LLMs are stateless APIs — each call is completely independent. The model has no memory of previous exchanges. To create a conversational experience, you must explicitly pass the entire conversation history in every call.
Pattern: Maintain a chat_history list. After each turn, append the user's HumanMessage and the AI's AIMessage. On the next call, prepend history to the messages list.
chat_history = []\n\ndef chat(user_input):\n messages = [SystemMessage('You are a helpful assistant.')] + chat_history + [HumanMessage(user_input)]\n response = model.invoke(messages)\n chat_history.append(HumanMessage(user_input))\n chat_history.append(AIMessage(response.content))\n return response.content
This is why LLM conversation UIs like ChatGPT send the full history on every request — they're building this list and passing it each time. The context window limit is the practical ceiling: long enough conversations hit the token limit and older messages must be truncated or summarised.
Interview-Ready Deepening
Source-backed reinforcement: these points add detail beyond short-duration UI hints and emphasize production tradeoffs.
- How LLMs simulate memory — passing the full conversation list each call.
- LLMs are stateless APIs — each call is completely independent.
- On the next call, prepend history to the messages list.
- The context window limit is the practical ceiling: long enough conversations hit the token limit and older messages must be truncated or summarised.
- More expressive models improve fit but can reduce interpretability and raise overfitting risk.
- The model has no memory of previous exchanges.
- After each turn, append the user's HumanMessage and the AI's AIMessage .
- Higher optimization speed can reduce training time but may increase instability if learning dynamics are not monitored.
Tradeoffs You Should Be Able to Explain
- More expressive models improve fit but can reduce interpretability and raise overfitting risk.
- Higher optimization speed can reduce training time but may increase instability if learning dynamics are not monitored.

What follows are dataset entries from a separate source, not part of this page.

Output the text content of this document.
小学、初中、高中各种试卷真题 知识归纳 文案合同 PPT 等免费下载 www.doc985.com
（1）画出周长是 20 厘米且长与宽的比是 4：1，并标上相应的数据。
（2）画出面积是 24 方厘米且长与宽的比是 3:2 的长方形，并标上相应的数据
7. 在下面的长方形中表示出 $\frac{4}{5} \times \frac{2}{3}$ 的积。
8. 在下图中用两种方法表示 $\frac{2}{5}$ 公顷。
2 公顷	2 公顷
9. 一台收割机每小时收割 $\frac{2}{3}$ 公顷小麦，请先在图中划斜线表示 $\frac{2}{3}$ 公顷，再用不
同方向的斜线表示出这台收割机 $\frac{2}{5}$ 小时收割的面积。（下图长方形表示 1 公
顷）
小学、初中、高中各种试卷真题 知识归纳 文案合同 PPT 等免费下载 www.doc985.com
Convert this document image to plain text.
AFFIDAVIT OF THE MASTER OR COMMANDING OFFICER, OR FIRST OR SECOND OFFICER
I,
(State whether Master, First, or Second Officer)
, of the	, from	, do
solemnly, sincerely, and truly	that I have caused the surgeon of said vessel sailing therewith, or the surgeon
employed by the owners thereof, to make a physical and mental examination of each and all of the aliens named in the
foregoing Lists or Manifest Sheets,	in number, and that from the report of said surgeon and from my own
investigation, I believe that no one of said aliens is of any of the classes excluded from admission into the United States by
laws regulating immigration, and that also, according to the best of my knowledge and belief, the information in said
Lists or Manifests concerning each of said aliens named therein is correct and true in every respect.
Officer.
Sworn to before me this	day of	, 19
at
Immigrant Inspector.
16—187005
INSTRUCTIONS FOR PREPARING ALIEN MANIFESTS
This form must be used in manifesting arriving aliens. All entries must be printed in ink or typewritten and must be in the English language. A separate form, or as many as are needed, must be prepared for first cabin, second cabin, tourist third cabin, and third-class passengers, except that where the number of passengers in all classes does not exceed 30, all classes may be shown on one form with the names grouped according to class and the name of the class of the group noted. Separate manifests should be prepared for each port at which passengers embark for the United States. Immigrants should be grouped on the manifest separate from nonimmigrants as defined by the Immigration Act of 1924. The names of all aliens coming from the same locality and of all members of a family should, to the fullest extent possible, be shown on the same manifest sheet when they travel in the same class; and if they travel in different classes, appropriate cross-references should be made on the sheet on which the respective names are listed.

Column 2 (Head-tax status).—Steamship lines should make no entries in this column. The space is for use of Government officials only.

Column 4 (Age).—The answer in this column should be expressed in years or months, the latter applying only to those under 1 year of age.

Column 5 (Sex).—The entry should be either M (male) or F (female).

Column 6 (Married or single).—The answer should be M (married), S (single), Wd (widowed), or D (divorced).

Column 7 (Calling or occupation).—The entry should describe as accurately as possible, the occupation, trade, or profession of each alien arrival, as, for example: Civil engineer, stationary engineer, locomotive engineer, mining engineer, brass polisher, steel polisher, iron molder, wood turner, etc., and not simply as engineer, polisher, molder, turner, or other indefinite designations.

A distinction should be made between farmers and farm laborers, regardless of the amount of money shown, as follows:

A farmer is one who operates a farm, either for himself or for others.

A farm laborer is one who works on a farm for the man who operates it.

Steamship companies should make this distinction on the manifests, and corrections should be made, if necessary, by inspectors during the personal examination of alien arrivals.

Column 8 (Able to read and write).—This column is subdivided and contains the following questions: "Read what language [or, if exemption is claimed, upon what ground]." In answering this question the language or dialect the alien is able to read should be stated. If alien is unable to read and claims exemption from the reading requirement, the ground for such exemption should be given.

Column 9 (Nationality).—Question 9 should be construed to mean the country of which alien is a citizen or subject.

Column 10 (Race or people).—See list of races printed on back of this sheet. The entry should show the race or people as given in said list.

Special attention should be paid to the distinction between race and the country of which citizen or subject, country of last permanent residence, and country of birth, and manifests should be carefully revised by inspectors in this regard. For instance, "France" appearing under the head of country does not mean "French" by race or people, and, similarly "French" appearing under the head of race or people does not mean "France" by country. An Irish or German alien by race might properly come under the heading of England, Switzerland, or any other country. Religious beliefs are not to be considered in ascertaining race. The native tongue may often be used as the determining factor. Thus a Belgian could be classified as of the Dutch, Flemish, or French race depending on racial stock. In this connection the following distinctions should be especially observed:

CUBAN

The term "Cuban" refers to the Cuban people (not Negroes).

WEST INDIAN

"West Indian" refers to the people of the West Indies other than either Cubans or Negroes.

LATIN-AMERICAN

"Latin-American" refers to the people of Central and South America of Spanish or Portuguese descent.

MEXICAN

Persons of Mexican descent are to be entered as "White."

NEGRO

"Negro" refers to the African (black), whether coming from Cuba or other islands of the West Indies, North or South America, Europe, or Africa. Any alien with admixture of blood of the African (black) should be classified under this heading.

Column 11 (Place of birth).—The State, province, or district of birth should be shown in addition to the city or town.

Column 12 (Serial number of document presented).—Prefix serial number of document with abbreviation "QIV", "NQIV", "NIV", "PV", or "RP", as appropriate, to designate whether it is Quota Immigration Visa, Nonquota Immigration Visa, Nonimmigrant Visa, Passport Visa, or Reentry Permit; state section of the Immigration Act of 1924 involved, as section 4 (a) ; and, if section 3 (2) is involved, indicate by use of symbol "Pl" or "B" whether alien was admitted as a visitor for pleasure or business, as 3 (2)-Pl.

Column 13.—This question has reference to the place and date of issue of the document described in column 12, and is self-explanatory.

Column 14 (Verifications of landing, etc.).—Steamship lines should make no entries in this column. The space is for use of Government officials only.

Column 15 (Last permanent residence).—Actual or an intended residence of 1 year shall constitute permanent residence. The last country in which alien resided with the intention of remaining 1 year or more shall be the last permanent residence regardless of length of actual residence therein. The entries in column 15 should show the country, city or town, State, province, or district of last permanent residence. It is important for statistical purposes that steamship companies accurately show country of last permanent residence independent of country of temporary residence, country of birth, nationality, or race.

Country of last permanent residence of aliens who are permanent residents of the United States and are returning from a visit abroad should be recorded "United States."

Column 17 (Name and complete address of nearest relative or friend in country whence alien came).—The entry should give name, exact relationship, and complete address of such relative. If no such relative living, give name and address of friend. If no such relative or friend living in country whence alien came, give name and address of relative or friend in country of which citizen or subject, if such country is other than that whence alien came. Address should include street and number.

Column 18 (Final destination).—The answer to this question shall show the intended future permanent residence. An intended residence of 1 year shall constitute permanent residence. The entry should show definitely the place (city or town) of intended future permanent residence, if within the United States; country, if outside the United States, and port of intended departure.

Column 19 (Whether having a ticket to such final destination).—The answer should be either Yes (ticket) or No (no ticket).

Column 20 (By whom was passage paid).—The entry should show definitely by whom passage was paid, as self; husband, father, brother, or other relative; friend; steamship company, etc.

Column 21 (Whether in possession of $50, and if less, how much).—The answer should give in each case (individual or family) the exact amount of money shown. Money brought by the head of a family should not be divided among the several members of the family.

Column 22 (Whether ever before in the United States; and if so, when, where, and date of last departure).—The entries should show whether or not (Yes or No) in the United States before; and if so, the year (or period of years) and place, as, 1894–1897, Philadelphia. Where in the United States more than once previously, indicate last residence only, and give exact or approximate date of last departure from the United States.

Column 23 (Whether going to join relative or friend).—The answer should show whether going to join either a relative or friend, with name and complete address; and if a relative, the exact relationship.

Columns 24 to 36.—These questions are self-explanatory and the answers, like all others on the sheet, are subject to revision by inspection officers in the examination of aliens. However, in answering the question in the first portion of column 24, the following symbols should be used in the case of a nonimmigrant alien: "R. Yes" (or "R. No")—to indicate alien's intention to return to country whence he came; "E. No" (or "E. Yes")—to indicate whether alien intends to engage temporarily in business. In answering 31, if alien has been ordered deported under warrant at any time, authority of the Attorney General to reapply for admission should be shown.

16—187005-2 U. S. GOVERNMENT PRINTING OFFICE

- Feature-rich pipelines improve performance ceilings but increase maintenance and monitoring complexity.
First-time learner note: Build deterministic baseline chains first (prompt -> model -> parser), then add retrieval, memory, or tools only when the baseline is stable.
Production note: Keep contracts explicit at each boundary: input variables, output schema, retries, and logs. This is what keeps orchestration reliable at scale.
What actually creates conversational memory: the model does not keep a hidden chat session between API calls. The application reconstructs continuity by sending a structured list of SystemMessage, HumanMessage, and AIMessage objects every time. The system message sets the durable behavioral frame, the human message carries the new request, and earlier AI and human turns are replayed to preserve context. That is why role labels matter. If a prior assistant answer is accidentally replayed as a user message, the model is being given the wrong conversation history.
Architecture reading: system instruction -> prior turns -> new user turn -> model invocation -> assistant reply -> append new turn pair -> next request. This is a state loop implemented by the application layer, not the model provider. Once you understand that loop, products like terminal chats, customer-support bots, and multi-step copilots become easier to reason about because they all differ mainly in how they store, trim, and validate the message list.
Failure modes and production design: chat history grows linearly with conversation length, so every serious system eventually needs truncation, summarization, or retrieval-backed memory. Duplicate appends create repeated context; missing appends make the assistant appear forgetful; missing system prompts make behavior drift. A practical design rule is to treat message construction as a first-class piece of backend logic with tests around role ordering, session isolation, and context-window budgets.